An Original Contribution: Creativity in Academia

The concept of creative inquiry both deals with the academic rigor and the creativity in understanding topics both from a perspective of the heart and the head. It would seem that for many academic institutions, they are either more focused on what Montuori refers to as reproductive education or narcissistic education (Montuori, 2006, 2012; Montuori & Donnelly, 2013). The unpublished paper, “Creativity in Academia” (n.d.) gives a wealth of beneficial academics who are demonstrating the practice of creative inquiry in their writing. These writers come from a diverse set of fields of study, and write about a diverse set of topics.

The very idea of a dissertation, as defined by the “Creativity in Academia” (n.d) and the California Institute of Integral Studies (2017), is defined as a original contribution to the scholars field of study, so for all students who are working on a dissertation are involved necessarily in a creative endeavor. The author describes that the work “doesn’t have to be completely earth-shattering to be original or have significant impact” (p. 4). Being able to look over so many various disciplines such as psychology, psychiatry, physics, sociology, archeo-mythology, and home health is helpful to understand the breadth of what creativity can mean in academia. Montuori (2008) in talking about the creative process, describes that there is a need to be immersed in our fields of study. He states

“although it may be true that in the illumination phase the creative process appears deeply mysterious and sometimes mystical, to get to that level of inspiration, we need deep immersion into our subject matter, the development of real craft, the ability to explore, think, investigate, and then, after the illumination, to engage the process of verification” (p. 21)

It would seem that learning about all of these different writers could help us to gain illumination.

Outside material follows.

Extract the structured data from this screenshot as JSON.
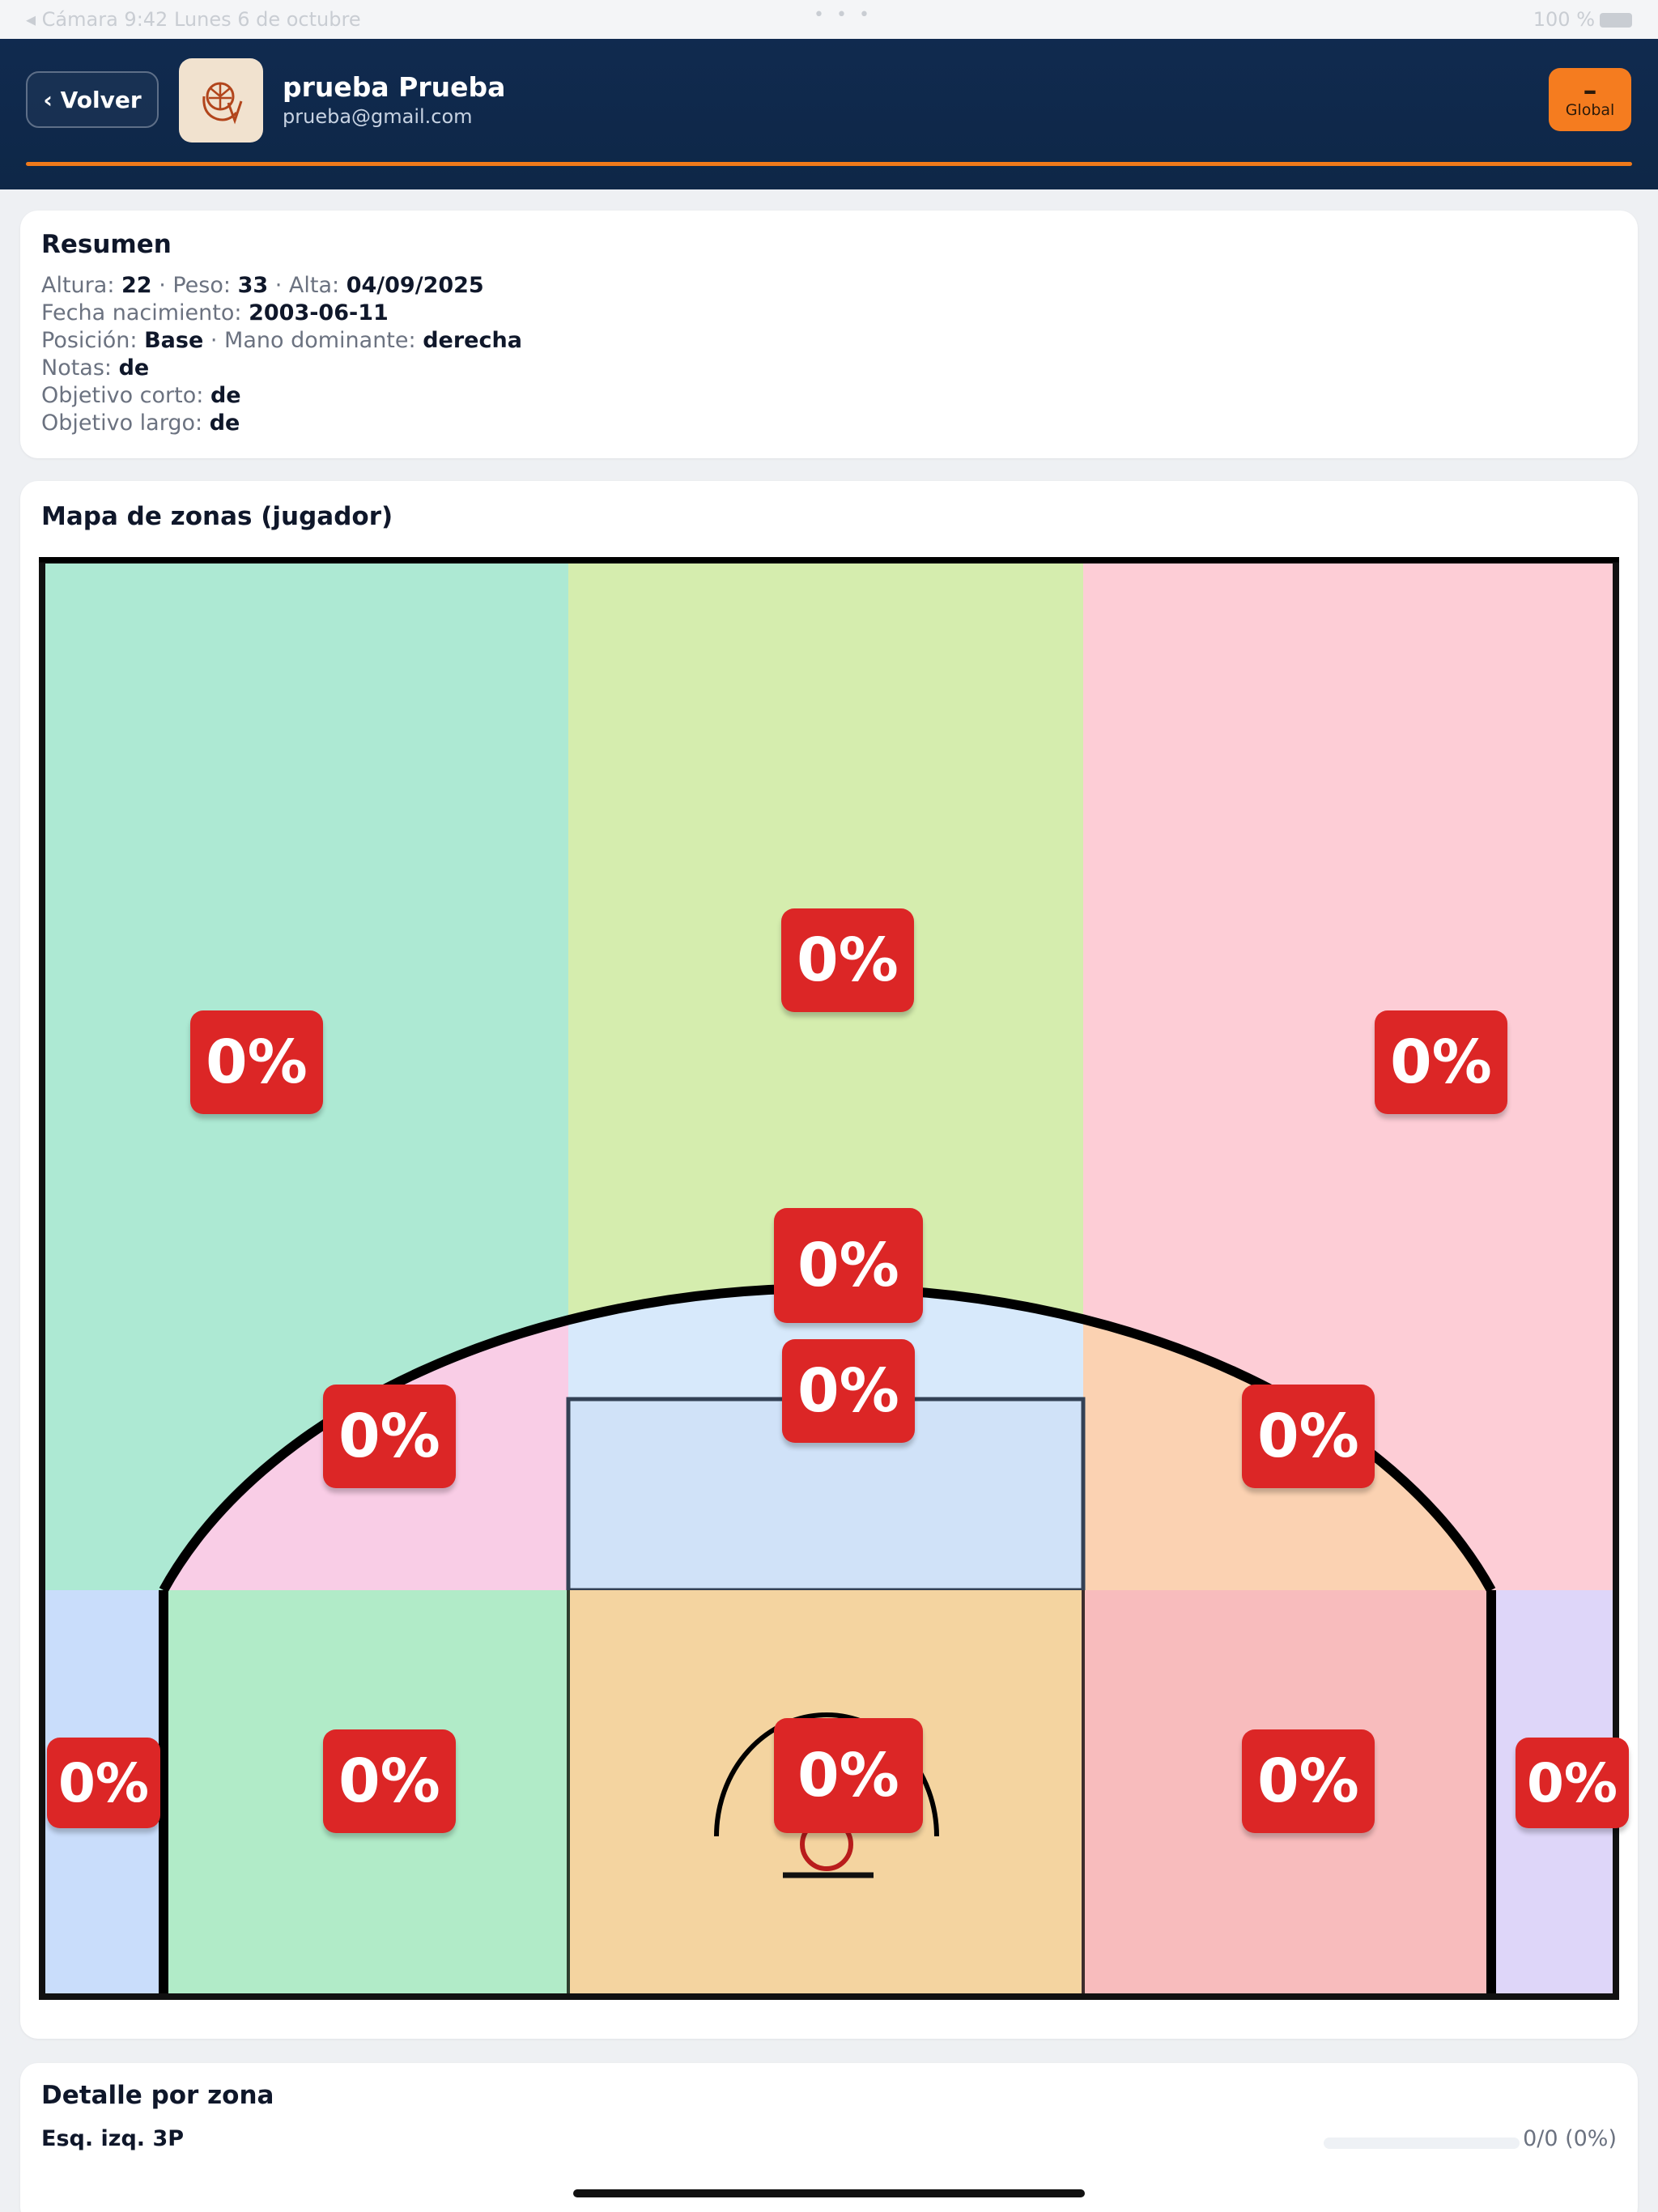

The discussion in the “Creativity in Academia” (n.d.), the discussion around some of the researchers whose research passed some ethical bounds, such as Milgram (1963) or Haney, Banks, and Zimbardo1 (1973). Both of these articles have spurred a significant amount of discussion and thought both around their ethics, but also regarding the implications of their findings. A couple of weeks ago, when talking about these studies to my bachelors level students in my Social Science Research Methods class I am teaching for Heritage University this fall, I found myself being interested not so much in the subversive nature of the studies, but in the creativity insight they bring. These studies were very creative, and the exciting thing to think about as a young scholar we get the opportunity to help move forward our fields.


California Institute of Integral Studies. (2017, May 8). Thesis and dissertation policies. Retrieved from

Creativity in Academia. (n.d.) Retrieved from

Haney, C., Banks, C., & Zimbardo, P. (1973). Interpersonal Dynamics in a Simulated Prison. International Journal of Criminology and Penology, 1, 69–97.

Milgram, S. (1963). Behavioral Study of Obedience. Journal of Abnormal and Social Psychology, 67(4), 371–378.

Montuori, A. (2006). The quest for a new education: From oppositional identities to creative Inquiry. ReVision: A Journal of Consciousness and Transformation, 28(3), 4-20. 10.3200/REVN.28.3.4-20.

— (2008). The Joy of Inquiry. Journal of Transformative Education, 6(1), 8–26.

— (2012). Creative inquiry: Confronting the challenges of scholarship in the 21st century. Futures 44(1), 64-70.

Montuori, A.&  Donnelly. G. (2013). Creative inquiry and scholarship: Applications and implications in a doctoral degree. World Futures: The Journal of Global Education, 69(1), 1-19.


  1. Note that much of the discussion around the Stanford Experiment attributes it to Zimbardo, but the journal article does not place him as the primary author of the study.

Author Note

This essay was originally posted as a discussion topic for TSD 8005: Introduction to Transformative Studies.